Entonces me agarró la cabeza y me la dio vuelta hacia ella. Me acarició la frente y la vi acercarse con la blusa azul y la boca semiabierta. Me besó largamente primero, tenía la boca caliente y con la lengua me salvaba los labios. Luego, en besos más cortos de una ternura insoportable, besó mis comisuras y mis mejillas. Sentía el aire caliente de su respiración entrándome por los oídos. Cuando terminó, me abrazó contra su pecho. Yo, que estaba en paz, me dormí en su falda.

De madrugada vimos pasar a los botes de salvataje con faroles y linternas, evacuando gente. Nos bajaron a una chalana de pescadores. Se habían perdido casi todas las ventanas de las casas y los que rescataban conducían sus botes a menos de un metro de las azoteas.

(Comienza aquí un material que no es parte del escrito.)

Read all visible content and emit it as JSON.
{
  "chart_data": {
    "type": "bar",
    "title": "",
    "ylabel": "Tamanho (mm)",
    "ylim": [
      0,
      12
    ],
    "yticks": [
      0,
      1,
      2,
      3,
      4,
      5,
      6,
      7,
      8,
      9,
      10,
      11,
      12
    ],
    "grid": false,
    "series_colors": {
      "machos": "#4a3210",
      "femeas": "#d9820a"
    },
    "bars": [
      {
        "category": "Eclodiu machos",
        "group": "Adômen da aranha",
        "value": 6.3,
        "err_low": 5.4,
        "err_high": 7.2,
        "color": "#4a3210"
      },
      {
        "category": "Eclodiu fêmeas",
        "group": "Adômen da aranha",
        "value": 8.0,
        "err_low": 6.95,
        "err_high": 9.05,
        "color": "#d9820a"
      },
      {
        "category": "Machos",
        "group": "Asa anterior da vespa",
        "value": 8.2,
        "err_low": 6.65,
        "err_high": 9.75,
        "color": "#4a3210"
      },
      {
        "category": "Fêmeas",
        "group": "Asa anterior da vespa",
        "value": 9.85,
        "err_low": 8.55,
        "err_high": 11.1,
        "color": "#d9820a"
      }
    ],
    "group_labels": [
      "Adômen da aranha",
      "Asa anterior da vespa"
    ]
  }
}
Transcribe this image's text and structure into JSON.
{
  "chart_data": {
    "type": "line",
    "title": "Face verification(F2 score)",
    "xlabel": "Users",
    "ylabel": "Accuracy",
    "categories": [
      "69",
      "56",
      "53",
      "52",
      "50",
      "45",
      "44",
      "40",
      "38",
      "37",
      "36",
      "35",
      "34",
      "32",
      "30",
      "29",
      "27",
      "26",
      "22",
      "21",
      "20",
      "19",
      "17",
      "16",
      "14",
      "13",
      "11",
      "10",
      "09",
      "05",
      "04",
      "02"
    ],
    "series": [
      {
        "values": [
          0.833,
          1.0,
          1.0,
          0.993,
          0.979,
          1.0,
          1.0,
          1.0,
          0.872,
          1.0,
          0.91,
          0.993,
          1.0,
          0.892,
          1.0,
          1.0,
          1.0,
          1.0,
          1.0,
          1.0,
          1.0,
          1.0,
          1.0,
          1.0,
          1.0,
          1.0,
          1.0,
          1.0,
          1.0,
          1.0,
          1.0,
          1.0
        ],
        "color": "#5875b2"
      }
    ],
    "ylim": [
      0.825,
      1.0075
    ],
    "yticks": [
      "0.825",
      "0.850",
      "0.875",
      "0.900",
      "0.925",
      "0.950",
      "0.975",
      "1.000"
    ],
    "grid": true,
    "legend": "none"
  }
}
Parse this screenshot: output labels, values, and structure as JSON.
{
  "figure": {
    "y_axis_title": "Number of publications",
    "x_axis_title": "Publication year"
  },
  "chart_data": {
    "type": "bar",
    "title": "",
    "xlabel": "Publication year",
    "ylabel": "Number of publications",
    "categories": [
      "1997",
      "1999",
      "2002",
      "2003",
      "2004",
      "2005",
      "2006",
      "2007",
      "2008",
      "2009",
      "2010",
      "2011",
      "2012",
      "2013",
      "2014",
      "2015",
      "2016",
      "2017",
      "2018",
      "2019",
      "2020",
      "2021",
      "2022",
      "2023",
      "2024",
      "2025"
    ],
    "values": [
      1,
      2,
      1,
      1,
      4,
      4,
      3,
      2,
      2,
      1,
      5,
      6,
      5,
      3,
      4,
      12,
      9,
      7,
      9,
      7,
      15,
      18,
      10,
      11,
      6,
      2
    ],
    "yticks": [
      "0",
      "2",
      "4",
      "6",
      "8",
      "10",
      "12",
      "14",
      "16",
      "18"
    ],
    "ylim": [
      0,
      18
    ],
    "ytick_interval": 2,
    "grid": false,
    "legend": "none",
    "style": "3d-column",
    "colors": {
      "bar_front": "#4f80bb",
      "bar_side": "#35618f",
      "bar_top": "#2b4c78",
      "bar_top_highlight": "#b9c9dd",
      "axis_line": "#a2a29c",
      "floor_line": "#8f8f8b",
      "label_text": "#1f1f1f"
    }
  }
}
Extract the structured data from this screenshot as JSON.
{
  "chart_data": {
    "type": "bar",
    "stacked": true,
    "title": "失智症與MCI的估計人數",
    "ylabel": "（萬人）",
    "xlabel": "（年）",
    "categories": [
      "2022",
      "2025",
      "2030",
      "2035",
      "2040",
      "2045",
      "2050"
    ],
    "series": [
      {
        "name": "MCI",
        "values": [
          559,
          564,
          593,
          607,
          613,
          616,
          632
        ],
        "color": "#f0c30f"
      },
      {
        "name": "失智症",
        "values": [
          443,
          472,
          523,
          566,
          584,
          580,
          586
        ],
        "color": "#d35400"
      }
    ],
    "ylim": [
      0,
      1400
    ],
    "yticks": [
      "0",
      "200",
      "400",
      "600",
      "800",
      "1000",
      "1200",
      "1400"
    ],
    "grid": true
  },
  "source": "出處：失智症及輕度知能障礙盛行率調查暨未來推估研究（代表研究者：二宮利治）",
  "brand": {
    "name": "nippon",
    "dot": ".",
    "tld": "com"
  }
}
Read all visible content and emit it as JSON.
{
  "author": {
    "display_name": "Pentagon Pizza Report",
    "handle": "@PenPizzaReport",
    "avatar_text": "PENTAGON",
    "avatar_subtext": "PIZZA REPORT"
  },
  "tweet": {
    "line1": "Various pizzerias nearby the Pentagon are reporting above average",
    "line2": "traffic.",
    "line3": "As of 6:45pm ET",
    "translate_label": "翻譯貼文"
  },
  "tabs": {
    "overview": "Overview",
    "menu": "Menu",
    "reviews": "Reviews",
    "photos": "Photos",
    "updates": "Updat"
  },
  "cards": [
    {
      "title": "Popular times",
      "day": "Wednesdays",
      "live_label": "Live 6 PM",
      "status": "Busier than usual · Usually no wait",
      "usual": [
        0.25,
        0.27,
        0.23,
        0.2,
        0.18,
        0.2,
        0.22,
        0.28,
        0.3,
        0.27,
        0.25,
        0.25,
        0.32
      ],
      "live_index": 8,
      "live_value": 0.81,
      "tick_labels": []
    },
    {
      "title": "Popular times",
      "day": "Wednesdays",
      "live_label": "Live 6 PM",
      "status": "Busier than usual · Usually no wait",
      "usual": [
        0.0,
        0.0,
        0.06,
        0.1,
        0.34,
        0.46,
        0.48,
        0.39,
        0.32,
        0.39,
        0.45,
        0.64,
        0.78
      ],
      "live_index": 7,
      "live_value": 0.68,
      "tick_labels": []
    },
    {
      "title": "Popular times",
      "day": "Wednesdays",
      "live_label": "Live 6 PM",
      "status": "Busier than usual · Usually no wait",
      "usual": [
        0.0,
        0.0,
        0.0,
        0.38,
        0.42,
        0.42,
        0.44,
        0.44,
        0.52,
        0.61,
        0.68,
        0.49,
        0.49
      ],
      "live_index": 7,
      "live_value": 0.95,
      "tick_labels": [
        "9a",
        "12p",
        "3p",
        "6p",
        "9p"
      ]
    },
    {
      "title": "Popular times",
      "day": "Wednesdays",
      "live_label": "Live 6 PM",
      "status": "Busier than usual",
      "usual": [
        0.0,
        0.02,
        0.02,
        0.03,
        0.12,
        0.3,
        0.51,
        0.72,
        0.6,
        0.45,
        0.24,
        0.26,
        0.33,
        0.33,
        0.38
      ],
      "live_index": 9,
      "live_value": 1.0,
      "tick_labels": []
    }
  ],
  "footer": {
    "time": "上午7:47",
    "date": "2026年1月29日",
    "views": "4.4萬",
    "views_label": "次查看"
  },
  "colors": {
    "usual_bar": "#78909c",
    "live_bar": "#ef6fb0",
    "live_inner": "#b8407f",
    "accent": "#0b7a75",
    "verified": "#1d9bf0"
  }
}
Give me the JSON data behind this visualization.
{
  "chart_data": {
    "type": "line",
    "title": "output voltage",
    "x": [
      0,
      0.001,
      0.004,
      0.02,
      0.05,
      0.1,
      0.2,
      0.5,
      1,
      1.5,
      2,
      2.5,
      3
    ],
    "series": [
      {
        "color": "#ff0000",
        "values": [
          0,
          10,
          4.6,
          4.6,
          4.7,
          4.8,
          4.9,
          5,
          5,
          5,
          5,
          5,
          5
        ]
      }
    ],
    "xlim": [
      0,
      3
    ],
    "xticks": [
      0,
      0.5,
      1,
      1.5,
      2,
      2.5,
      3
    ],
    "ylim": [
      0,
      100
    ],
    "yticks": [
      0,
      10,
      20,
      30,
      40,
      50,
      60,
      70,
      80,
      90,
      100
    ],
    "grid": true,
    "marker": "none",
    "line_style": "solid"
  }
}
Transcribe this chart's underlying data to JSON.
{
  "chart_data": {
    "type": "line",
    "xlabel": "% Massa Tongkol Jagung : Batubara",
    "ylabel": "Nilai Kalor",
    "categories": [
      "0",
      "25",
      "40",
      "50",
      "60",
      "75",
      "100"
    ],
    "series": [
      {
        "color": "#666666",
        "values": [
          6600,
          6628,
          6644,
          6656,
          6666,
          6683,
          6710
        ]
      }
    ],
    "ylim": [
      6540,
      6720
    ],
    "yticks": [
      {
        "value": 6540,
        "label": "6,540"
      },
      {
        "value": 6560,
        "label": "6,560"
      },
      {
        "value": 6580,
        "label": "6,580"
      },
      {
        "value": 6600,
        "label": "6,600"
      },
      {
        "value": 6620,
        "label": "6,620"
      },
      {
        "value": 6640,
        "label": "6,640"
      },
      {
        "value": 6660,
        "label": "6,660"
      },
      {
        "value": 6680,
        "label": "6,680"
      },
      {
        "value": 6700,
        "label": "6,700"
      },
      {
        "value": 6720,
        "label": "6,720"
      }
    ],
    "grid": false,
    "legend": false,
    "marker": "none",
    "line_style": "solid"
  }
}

Estuve más de un mes y medio viviendo en un gimnasio con otras trescientas personas. Nos llegaban cajas de comida, ropa usada y medicamentos. De lejos la vi varias veces. Se acostaba en dos colchones con sus hijos y les repartía lo que le entregaban. Sin embargo, cuando pudimos volver a lo que quedaba de nuestras casas ella no volvió. En su casa vivía otra gente. La busqué mucho tiempo. Algunos me dijeron que no la conocían, otros que se había ahogado con sus hijos el día de la inundación. Nunca más volví a verla. Tampoco volví a ver a mi padre. Entendí que con ella también se había ido la inundación de mi alma. Con un poco de pintura blanca marqué en el tronco del laurel hasta dónde había llegado el agua. Hace veinte años que retoco la marca todos los otoños. Los besos empecinados del viento me la despintan.